'Did you notice how quickly he was walking?'
'Yes, indeed, when he wanted to stride across the gutter he almost jumped.'
'It is said that they are all like that.'
'I felt quite frightened. Why is he allowed to come out? It oughtn't to be permitted.'
Mouret was beginning to feel timid, and dared not venture to look round again. He experienced a vague uneasiness, though he could not feel quite sure that it was about himself that the people were all talking. He quickened his steps and began to swing his arms about. He regretted that he had put on his old overcoat, a hazel-coloured one and no longer of a fashionable cut. When he reached the market-place, he hesitated for a moment, and then boldly strode into the midst of the greengrocers' stalls. The mere sight of him caused quite a commotion there.
All the housewives of Plassans formed in a line about his path, the market-women stood up by their stalls, with their hands on their hips, and stared hard at him. People even pushed one another to get a sight of him, and some of the women mounted on to the benches in the corn-market. Mouret still further quickened his steps and tried to disengage himself from the crowd, not as yet able to believe that it was he who was causing all this excitement.

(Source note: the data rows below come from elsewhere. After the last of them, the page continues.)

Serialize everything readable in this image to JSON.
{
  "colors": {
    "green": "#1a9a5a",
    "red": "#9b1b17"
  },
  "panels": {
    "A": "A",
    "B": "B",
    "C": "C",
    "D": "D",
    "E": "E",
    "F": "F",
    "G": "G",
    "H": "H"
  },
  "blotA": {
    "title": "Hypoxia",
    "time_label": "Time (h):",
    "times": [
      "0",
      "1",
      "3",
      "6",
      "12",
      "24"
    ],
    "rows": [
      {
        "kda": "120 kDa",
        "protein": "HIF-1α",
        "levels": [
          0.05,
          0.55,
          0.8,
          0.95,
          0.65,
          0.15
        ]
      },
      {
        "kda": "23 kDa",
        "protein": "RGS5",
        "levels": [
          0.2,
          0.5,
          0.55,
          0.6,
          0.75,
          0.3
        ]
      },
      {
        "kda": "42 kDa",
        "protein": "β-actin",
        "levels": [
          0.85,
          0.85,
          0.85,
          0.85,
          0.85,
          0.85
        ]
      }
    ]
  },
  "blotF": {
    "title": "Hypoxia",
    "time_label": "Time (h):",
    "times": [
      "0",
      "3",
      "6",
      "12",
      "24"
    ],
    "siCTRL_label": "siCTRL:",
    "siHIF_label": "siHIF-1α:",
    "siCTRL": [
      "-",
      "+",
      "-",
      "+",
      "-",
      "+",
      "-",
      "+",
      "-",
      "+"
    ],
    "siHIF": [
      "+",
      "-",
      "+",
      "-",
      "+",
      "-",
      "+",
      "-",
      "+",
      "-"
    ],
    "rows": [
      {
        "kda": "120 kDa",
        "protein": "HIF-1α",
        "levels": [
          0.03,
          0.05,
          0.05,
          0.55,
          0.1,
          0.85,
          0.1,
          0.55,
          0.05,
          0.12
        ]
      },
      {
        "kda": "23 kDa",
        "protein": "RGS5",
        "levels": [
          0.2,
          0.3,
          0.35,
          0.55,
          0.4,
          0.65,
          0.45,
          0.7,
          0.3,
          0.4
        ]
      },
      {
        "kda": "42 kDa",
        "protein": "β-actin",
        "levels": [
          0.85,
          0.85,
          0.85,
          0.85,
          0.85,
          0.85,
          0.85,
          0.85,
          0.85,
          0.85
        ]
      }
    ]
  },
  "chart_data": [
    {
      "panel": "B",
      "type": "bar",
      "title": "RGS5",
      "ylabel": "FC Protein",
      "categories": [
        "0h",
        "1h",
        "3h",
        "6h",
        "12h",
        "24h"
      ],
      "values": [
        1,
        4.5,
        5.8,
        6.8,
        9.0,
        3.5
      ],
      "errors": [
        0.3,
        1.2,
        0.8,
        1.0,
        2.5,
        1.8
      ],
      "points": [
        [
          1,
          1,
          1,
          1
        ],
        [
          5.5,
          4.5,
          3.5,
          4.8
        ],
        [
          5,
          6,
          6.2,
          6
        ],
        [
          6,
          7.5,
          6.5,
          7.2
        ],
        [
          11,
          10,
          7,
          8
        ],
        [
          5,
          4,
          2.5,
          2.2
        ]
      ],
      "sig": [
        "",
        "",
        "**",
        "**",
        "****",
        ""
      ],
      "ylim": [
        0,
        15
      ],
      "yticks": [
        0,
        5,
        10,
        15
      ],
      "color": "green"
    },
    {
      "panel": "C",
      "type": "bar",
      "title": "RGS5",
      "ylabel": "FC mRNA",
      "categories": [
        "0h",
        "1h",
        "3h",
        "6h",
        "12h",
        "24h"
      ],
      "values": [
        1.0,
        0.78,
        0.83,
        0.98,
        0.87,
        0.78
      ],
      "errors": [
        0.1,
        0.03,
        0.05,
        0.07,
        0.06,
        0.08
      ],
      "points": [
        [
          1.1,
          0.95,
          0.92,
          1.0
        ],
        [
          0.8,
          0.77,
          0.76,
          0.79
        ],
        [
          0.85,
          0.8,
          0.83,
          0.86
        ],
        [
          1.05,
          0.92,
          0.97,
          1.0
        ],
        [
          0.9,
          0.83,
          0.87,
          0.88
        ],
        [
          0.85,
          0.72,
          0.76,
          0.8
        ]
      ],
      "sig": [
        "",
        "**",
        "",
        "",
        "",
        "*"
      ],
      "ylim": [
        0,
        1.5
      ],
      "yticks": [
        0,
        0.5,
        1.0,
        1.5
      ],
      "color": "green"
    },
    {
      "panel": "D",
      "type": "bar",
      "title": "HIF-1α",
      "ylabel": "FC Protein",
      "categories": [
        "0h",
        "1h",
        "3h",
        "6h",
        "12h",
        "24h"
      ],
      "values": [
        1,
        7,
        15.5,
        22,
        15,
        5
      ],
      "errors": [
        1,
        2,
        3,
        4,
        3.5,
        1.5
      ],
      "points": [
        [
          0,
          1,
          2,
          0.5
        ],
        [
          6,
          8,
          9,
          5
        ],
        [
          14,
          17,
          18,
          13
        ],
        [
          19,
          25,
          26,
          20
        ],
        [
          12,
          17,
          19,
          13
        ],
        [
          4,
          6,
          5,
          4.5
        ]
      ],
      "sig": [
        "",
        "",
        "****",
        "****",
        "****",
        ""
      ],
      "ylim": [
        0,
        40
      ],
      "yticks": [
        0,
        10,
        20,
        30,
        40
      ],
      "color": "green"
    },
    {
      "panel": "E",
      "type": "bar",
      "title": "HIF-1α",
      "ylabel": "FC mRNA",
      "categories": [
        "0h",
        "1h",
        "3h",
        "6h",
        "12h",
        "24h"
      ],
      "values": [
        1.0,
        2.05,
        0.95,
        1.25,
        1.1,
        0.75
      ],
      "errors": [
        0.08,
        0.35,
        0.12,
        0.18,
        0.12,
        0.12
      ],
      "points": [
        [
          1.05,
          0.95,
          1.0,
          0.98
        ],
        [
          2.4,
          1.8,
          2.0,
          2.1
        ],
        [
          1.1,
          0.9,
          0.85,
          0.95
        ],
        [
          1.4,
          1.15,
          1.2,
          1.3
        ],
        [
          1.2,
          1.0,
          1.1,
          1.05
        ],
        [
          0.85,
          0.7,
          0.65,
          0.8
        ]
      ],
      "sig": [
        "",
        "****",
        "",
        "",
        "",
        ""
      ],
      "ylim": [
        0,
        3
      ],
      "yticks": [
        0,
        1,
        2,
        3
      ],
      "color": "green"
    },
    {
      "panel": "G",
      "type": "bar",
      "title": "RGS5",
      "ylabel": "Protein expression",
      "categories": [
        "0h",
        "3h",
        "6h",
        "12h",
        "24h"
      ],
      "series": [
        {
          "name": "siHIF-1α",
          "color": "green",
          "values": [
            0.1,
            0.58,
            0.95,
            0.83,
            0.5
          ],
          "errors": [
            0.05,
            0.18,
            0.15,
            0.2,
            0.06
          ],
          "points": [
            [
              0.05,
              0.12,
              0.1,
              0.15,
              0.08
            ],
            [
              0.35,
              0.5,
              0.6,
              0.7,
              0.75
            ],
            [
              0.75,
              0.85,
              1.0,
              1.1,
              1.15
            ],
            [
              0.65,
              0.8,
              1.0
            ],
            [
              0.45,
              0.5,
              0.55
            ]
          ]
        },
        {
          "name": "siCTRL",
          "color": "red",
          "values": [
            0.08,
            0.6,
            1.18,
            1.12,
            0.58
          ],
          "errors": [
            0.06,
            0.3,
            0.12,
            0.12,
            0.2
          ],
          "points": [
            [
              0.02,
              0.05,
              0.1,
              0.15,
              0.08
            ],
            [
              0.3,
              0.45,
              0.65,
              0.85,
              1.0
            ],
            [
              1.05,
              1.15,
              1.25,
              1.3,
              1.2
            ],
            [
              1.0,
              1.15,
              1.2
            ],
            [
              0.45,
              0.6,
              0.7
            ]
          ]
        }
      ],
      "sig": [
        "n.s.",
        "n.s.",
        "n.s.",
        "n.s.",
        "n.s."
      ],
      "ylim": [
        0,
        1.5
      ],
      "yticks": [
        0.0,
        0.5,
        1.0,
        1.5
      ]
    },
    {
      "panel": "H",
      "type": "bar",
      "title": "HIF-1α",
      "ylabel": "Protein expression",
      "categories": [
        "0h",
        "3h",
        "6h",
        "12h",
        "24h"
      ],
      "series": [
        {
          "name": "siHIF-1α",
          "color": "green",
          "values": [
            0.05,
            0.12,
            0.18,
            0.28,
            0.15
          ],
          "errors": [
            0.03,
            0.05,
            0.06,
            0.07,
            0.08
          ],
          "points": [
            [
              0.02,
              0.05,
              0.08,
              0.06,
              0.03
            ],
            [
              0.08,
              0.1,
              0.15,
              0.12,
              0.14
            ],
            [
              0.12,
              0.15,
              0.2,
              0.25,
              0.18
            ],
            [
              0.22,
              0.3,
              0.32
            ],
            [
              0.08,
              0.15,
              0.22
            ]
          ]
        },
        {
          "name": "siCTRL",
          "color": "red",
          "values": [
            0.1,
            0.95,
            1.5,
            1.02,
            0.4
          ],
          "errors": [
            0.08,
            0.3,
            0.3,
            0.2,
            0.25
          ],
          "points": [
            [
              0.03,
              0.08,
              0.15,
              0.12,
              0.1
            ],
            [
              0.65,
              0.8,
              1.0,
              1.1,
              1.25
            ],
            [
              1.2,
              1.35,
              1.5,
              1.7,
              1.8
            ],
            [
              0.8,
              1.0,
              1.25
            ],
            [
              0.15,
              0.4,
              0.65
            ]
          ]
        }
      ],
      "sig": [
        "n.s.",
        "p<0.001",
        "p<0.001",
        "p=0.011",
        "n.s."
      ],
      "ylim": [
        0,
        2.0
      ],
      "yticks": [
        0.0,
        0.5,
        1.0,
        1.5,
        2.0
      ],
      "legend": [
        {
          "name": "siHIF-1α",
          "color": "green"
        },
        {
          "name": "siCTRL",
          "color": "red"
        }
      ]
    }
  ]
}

'Well, anyone would think that his arms were windmill sails,' said a peasant-woman who was selling fruit.
'He flies on like a shot; he nearly upset my stall,' exclaimed another woman, a greengrocer.
'Stop him! stop him!' the millers cried facetiously. Then Mouret, overcome by curiosity, halted and rose on tip-toes to see what was the matter. He imagined that someone had just been detected thieving. But a loud burst of laughter broke out from the crowd, and there were shouts and hisses, all sorts of calls and cries.